New England: A bellwether?
Beyond Colorado, regulators in Maryland, Massachusetts, Illinois and other states are evaluating new approaches to interconnection, said Valova of the Interstate Renewable Energy Council. While clean energy developers are encouraged by the increased attention on interconnection, they hope solutions are adopted sooner rather than later given the threat of rising emissions.
In New England, greenhouse gas emissions from power plants rose by about 13 percent from 2019 to 2021, due in part to higher natural gas consumption following the closure of a nuclear power plant (Climatewire, Feb. 17). Meanwhile, large renewable energy projects — including a high-voltage power line through Maine that would have supplied New England with up to 1,200 megawatts of carbon-free hydropower — have faced permitting obstacles.
Today, small-scale projects in Massachusetts may end up waiting up to three years to connect, and interconnection costs make up an increasingly high portion of a project’s overall price tag, developers say. Those trends threaten to limit rooftop solar access at a time when Massachusetts is trying to expand it, especially in low-income communities, said Jeremy McDiarmid, vice president of policy and government affairs at the Northeast Clean Energy Council.

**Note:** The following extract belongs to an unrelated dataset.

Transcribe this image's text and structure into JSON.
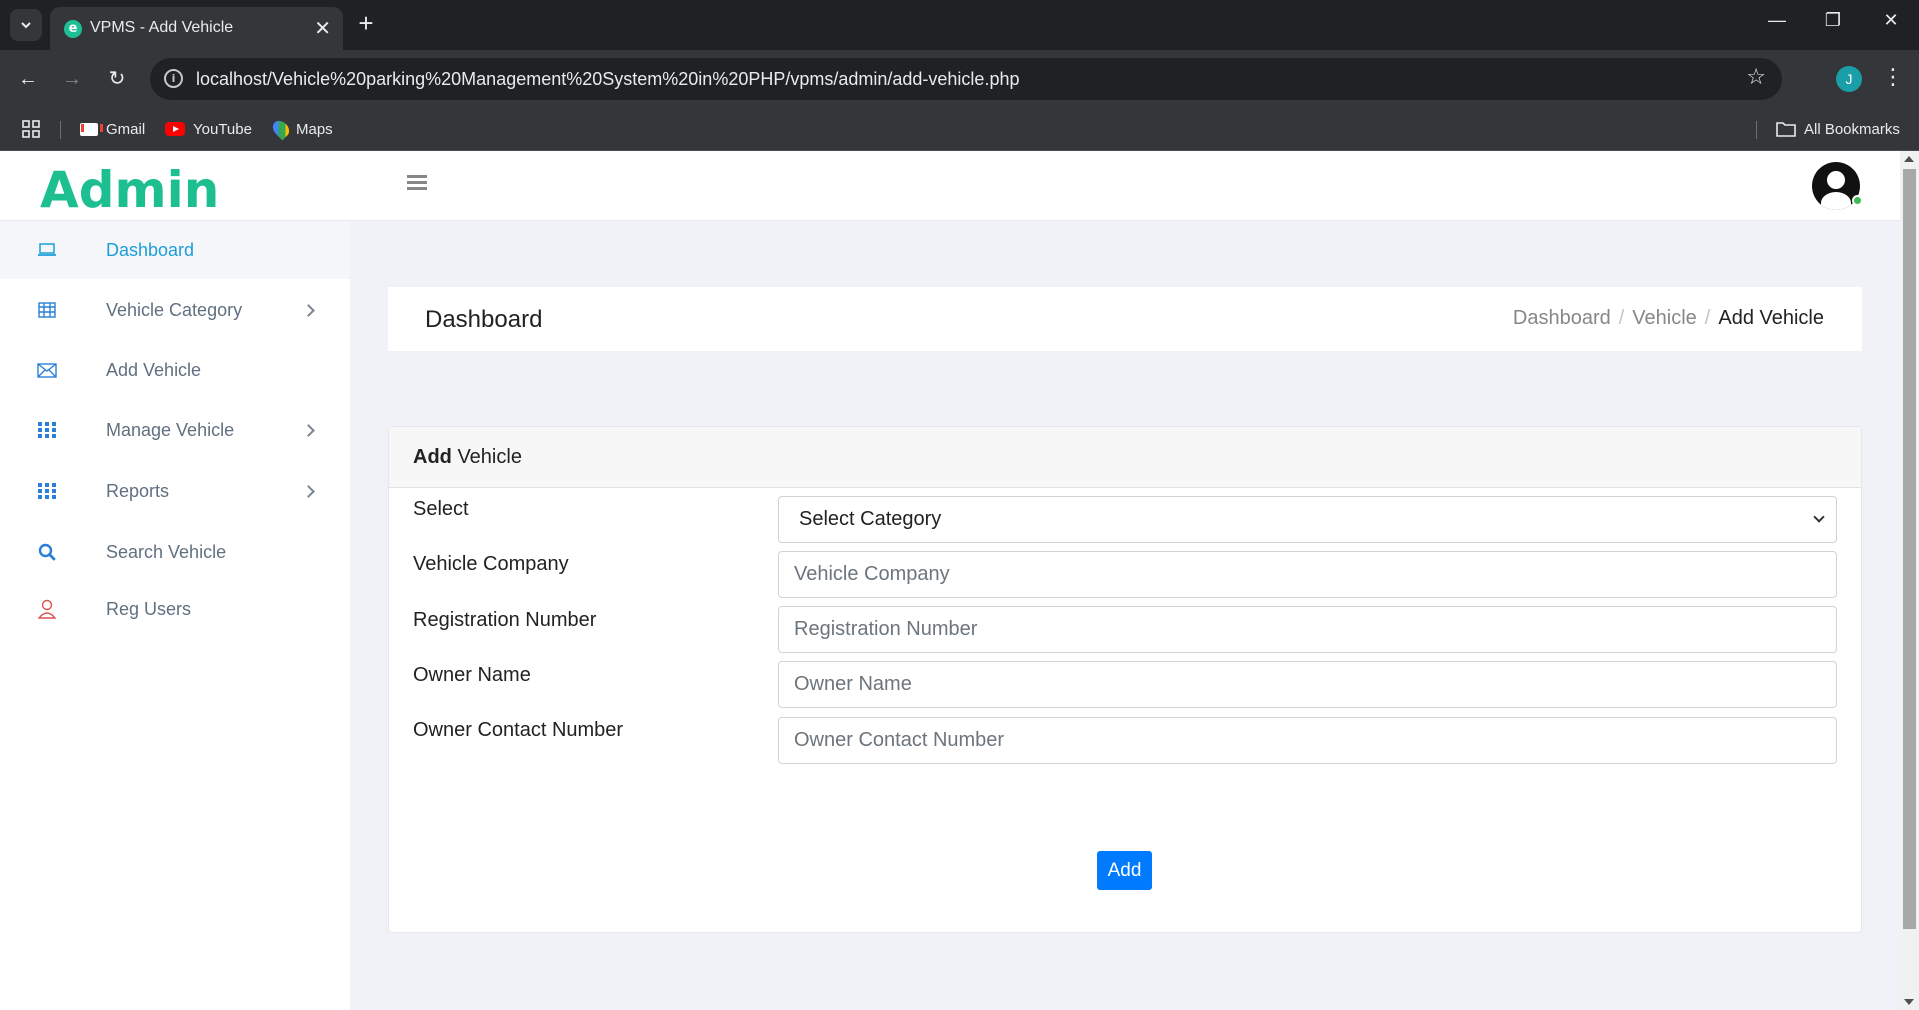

In December, the Massachusetts Department of Public Utilities (DPU) doubled the size of a solar incentive program known as the Solar Massachusetts Renewable Target (SMART) and added new consideration for historically disadvantaged communities (Energywire, Jan. 4). But interconnection costs must be affordable for the program to be a success, McDiarmid said.
“Our overall climate goals, our environmental justice goals and our ability to lead as a state and a region hang in the balance of getting [interconnection] right,” McDiarmid said.
One potential solution is to change how interconnection costs are allocated. Rather than assign costs based on whether or not a specific project triggers a grid upgrade, customers could pay a fixed fee based on the size of their system. That option has already been implemented or is being explored in a growing number of jurisdictions, said Enbar of EPRI.
Eversource Energy, an electric utility that services parts of Connecticut, Massachusetts and New Hampshire, has also begun to study projects located in “highly congested areas” in groups, said William Hinkle, media relations manager.
“[We] have worked with external stakeholders and the DPU to create a group study provision that allows us to study multiple projects in groups and complete them more quickly while sharing the cost of any associated system upgrades across the projects,” Hinkle said in an email.
Some state regulators are considering ways to incentivize utilities to proactively invest in the grid. Utilities could project how much new distributed energy will come online within the next five years, for example, and invest in the grid accordingly, Valova said.
But requiring utilities to “anticipate” the energy needs of the future also opens up the possibility for stranded assets, said David Lapp, head of the Maryland Office of the People’s Counsel. If utilities upgrade the grid expecting an increase in distributed resources and the demand for those resources is not met, should consumers have to pay for those investments?
“If it’s not very carefully thought through, it could be easy for utilities to overbuild to the detriment of customers,” Lapp said.
For now, the industry is watching as Massachusetts and Maine grapple with “the complexities that come with interconnection studies and upgrade cost allocation decisions,” said Wood Mackenzie’s Goldstein.
“These grid challenges could be replicated in other states, with some developers believing that the situations in Maine and Massachusetts are harbingers of the interconnection challenges they may see in other markets,” she said.
Correction: An earlier version of this article erroneously referenced a Solar Energy Industries Association report from this year. The report was released last year.